Computerworld

HP NZ shifts Telecom work to India

Hewlett-Packard has quietly shifted some of its support work for Telecom to India, and made some local HP Enterprise Services staff redundant.

HP was not prepared to comment on the changes, apart from saying “service agreements are regularly reviewed”, but Computerworld understands that at the beginning of October HP commenced a round of changes dubbed “Proposal for Financial Efficiency”.

Some staff at HP Enterprise Services, formed by the merger of HP’s outsourcing business and that of EDS New Zealand, which HP bought for US$13.9 billion in May, have been made redundant. The staff involved provided outsourced support for a large number of Telecom’s applications.

On top of that, lower severity fault service is being shifted to Chennai-based Mphasis, which EDS bought a controlling stake in in 2006, under HP’s “Best Shore” programme.
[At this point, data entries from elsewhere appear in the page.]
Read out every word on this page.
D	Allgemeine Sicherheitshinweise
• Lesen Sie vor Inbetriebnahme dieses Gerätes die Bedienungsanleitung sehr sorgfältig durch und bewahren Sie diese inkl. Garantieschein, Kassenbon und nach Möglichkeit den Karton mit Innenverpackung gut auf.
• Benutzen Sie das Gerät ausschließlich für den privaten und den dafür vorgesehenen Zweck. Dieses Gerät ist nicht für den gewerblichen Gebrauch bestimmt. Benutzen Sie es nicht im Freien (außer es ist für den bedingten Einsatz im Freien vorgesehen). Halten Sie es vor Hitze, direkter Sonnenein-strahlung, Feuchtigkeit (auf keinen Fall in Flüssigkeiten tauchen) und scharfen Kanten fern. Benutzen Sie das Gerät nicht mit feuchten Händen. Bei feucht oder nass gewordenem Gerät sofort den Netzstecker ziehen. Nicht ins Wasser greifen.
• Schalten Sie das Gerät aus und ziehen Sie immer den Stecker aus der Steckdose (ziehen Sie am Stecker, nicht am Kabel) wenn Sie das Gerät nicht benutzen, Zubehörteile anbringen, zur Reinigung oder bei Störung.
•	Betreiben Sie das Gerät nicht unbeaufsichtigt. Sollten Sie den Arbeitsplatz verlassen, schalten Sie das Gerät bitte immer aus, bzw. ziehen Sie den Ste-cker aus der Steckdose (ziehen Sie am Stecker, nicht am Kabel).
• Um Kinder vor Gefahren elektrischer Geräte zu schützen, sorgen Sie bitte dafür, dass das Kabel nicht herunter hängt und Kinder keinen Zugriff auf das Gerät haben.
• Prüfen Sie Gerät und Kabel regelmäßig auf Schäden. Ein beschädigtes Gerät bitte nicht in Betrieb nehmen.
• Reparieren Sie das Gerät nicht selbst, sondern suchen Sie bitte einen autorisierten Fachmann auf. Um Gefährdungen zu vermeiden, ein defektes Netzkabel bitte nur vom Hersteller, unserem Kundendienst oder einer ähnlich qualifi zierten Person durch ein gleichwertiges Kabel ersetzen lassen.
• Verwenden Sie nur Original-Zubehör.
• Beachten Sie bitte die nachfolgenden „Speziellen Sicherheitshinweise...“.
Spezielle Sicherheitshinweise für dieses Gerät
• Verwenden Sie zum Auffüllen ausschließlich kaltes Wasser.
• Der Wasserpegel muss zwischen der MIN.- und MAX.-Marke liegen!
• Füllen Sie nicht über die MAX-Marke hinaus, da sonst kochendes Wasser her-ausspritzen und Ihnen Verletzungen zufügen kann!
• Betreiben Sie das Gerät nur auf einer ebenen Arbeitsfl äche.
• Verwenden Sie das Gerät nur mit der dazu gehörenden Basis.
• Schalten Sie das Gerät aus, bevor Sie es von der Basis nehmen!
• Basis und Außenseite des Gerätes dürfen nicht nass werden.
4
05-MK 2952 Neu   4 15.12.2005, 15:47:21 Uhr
HP staff were recently performing what the company terms “knowledge transfer” of the Telecom applications to Mphasis staff who were on-site at HP in October. The HP employees were then made redundant and the Mphasis personnel returned to India in early December, Computerworld has been told.

HP has said that it would shed 7.5 percent of its staff. With an estimated 2800 employees, that equates to around 210 jobs lost.

After initially rebranding EDS as “EDS, a HP company”, Hewlett-Packard dropped the EDS name entirely in September in favour of HP Enterprise Services.